Argentina mourns as flooding death toll rises to 55
As the waters receded Thursday, Argentina mourned scores of people killed in floods that raged through Buenos Aires province, knocking out power and forcing thousands to evacuate.
Gov. Daniel Scioli told reporters in Argentina that the death toll in the area of La Plata had risen to 49, while 20 more people were missing. Six other lives were lost in earlier flooding in the city of Buenos Aires, according to the Associated Press, including a subway worker who was electrocuted and an elderly woman who drowned inside her home.
The flooding wreaked mayhem across the area, deluging homes, crippling the Spanish Hospital and spurring a fire at a major La Plata refinery. The YPF energy company said the blaze had been contained Thursday and had not caused any injuries or deaths.
President Cristina Fernandez de Kirchner declared three days of national mourning Wednesday as she visited areas stricken by flooding, including the La Plata neighborhood of Tolosa where she grew up.

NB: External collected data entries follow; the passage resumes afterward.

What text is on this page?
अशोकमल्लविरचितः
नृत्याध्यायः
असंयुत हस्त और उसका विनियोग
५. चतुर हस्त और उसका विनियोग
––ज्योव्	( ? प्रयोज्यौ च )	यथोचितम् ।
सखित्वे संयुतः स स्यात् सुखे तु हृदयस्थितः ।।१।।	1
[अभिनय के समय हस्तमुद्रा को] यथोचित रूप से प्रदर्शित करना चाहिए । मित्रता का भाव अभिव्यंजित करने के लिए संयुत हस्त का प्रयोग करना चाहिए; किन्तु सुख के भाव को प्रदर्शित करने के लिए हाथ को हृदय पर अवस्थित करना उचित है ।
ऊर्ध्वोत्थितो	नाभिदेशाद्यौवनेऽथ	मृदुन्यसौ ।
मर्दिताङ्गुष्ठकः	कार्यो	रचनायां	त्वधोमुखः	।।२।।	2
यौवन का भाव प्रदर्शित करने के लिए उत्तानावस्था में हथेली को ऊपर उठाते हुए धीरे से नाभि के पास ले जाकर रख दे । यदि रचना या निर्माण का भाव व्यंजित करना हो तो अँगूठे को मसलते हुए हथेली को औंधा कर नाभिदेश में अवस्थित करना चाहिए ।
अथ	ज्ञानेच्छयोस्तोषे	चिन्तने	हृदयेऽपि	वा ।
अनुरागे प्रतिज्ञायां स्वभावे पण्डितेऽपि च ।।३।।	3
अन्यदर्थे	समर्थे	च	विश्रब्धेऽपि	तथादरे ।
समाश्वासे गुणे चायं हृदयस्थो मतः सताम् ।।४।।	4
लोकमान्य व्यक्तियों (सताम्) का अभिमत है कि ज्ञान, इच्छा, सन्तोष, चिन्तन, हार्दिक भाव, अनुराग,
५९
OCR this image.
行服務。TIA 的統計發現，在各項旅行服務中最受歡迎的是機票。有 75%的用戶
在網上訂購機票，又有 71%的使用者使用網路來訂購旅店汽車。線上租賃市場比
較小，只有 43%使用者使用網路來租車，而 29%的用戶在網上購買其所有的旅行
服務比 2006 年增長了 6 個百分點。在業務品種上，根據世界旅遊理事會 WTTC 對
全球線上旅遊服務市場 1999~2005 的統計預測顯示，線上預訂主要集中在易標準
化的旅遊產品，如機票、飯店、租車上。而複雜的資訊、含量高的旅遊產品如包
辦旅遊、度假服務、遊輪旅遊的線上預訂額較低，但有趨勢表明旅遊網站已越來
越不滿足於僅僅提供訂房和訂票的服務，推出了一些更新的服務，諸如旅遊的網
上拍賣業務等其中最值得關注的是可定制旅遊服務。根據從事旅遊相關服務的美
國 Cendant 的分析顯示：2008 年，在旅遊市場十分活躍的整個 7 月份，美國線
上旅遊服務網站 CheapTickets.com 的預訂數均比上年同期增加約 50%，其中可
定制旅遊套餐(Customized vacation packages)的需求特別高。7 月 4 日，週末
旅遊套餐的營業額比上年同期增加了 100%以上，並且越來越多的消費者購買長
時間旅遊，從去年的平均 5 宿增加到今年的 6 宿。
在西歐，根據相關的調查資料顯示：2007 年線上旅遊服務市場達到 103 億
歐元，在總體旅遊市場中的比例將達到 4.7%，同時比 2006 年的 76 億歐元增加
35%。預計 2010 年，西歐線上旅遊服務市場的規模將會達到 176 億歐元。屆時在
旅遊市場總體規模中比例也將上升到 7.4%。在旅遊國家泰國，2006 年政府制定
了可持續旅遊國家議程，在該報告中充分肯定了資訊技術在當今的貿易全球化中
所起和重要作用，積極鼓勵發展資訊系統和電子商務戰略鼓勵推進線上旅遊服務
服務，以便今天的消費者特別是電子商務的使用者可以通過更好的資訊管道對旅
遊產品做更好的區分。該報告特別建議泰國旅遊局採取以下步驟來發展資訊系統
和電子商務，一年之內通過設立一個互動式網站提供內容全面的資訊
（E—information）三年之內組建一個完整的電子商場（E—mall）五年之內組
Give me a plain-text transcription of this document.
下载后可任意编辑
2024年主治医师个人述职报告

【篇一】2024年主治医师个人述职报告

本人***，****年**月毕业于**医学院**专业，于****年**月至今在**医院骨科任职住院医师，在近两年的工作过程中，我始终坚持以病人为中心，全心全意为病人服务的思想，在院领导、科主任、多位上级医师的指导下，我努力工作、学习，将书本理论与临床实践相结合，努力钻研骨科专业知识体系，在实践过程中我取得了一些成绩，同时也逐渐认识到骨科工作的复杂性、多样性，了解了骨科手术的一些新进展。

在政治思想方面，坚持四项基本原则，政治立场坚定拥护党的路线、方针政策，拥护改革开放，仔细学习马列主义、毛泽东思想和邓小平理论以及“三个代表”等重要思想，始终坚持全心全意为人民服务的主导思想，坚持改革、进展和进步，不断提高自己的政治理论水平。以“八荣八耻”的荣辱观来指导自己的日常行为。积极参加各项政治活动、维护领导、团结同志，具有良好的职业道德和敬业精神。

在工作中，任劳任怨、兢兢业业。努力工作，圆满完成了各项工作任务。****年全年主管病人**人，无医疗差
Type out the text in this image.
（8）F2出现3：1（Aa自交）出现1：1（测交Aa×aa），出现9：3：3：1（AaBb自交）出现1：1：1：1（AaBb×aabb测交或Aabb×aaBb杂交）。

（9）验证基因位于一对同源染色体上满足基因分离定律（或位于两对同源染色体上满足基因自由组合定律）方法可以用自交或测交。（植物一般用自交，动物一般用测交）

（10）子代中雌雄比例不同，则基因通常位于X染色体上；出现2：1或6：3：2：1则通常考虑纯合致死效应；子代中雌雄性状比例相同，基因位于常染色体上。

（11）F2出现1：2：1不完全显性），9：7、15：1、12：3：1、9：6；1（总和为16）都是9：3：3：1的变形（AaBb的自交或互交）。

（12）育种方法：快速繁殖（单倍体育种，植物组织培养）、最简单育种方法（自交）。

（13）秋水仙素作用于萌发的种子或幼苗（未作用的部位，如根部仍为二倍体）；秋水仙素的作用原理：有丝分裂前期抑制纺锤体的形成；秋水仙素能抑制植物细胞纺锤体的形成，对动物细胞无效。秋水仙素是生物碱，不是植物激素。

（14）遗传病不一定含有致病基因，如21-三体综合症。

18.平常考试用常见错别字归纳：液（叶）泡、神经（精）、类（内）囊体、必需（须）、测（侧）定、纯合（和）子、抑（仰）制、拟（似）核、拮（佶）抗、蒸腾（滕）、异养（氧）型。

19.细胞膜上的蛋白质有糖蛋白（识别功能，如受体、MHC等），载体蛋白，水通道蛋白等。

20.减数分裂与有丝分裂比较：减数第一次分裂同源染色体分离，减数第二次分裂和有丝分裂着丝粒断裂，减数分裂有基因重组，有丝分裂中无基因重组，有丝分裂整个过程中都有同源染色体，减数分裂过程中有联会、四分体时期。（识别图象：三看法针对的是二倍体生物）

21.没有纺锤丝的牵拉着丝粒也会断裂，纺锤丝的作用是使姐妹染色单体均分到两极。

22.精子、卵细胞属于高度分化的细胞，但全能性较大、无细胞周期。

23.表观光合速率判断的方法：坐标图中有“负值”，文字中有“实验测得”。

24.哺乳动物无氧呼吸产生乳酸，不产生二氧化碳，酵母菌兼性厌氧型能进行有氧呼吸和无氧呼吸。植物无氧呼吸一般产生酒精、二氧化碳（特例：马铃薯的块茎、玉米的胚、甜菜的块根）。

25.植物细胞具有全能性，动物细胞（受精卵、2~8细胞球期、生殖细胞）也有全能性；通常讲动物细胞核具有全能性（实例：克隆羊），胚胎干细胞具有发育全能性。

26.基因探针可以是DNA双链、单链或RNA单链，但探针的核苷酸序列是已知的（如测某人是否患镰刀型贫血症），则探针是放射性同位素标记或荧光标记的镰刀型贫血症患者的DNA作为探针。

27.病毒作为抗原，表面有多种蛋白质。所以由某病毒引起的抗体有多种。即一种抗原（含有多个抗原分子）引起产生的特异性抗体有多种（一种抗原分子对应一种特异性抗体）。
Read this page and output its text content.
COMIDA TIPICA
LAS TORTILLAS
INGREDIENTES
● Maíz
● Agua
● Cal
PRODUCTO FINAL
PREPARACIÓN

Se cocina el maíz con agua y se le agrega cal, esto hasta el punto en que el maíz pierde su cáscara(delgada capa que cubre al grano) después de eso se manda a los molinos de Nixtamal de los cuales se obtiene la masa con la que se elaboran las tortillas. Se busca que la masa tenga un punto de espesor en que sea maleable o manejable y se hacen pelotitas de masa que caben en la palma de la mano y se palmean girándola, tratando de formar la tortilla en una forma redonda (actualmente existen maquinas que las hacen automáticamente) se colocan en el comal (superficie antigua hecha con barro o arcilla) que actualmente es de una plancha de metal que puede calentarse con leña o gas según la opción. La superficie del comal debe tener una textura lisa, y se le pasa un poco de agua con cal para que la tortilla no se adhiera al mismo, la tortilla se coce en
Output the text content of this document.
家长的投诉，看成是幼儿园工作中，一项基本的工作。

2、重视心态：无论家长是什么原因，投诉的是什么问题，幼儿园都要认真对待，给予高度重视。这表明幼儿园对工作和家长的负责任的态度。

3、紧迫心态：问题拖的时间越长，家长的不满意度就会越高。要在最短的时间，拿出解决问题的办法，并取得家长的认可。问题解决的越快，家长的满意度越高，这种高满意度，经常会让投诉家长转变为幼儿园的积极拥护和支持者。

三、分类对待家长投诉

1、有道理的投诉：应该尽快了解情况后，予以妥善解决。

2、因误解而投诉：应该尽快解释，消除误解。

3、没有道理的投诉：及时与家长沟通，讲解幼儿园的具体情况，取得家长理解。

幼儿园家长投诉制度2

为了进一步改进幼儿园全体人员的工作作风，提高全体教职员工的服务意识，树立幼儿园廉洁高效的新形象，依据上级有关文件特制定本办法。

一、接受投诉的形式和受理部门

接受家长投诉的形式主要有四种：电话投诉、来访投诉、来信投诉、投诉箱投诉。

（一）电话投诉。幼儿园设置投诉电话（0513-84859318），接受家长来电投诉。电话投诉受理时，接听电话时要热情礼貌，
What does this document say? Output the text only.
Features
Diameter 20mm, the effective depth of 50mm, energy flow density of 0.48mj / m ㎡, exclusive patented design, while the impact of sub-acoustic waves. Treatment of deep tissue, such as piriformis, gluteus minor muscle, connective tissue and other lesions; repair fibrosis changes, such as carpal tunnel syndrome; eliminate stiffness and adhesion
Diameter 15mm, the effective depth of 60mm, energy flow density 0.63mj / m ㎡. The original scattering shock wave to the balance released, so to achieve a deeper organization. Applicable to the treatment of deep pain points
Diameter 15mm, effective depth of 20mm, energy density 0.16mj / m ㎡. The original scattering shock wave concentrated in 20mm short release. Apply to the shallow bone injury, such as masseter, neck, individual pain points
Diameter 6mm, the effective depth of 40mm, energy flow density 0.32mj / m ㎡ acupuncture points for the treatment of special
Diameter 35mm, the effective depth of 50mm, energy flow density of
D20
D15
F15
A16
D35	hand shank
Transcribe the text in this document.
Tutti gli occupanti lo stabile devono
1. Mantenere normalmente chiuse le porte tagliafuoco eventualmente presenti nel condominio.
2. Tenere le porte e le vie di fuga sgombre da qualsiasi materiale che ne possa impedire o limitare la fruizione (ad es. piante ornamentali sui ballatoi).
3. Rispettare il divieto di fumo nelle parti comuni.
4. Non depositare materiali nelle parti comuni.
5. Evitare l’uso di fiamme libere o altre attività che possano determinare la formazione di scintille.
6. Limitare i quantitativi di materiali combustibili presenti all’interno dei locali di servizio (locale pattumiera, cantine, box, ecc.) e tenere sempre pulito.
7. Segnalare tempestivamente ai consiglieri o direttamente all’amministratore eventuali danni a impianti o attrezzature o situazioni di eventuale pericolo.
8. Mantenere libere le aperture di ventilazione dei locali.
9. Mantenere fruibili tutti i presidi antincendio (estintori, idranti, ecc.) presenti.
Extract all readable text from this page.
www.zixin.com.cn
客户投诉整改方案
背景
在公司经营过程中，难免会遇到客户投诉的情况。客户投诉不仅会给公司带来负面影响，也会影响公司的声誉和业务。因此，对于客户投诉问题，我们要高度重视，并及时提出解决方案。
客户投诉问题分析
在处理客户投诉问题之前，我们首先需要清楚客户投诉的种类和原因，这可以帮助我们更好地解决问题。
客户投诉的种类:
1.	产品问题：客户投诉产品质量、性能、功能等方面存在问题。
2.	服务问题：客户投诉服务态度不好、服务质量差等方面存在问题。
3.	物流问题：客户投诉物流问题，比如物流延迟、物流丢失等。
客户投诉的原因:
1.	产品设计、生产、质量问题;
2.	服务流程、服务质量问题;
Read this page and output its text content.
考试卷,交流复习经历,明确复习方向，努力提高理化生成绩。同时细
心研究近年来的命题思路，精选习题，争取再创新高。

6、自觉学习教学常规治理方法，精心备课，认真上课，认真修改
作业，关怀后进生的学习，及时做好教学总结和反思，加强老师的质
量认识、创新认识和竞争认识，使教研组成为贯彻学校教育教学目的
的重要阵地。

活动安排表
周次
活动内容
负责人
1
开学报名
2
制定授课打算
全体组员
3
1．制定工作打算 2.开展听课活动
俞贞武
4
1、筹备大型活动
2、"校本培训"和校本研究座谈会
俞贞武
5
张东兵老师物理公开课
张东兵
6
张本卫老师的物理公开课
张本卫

Some hugged the president, but in footage of the visit captured by La Nacion, other residents derided the government’s handling of the crisis as shameful and started chanting for Fernandez to leave.
The newspaper Clarin later reported that though Scioli said government centers were providing bottled water, mattresses, blankets and other necessities, there was no sense of mobilization on the streets of La Plata, where “protests over lagging help are growing in impatience.”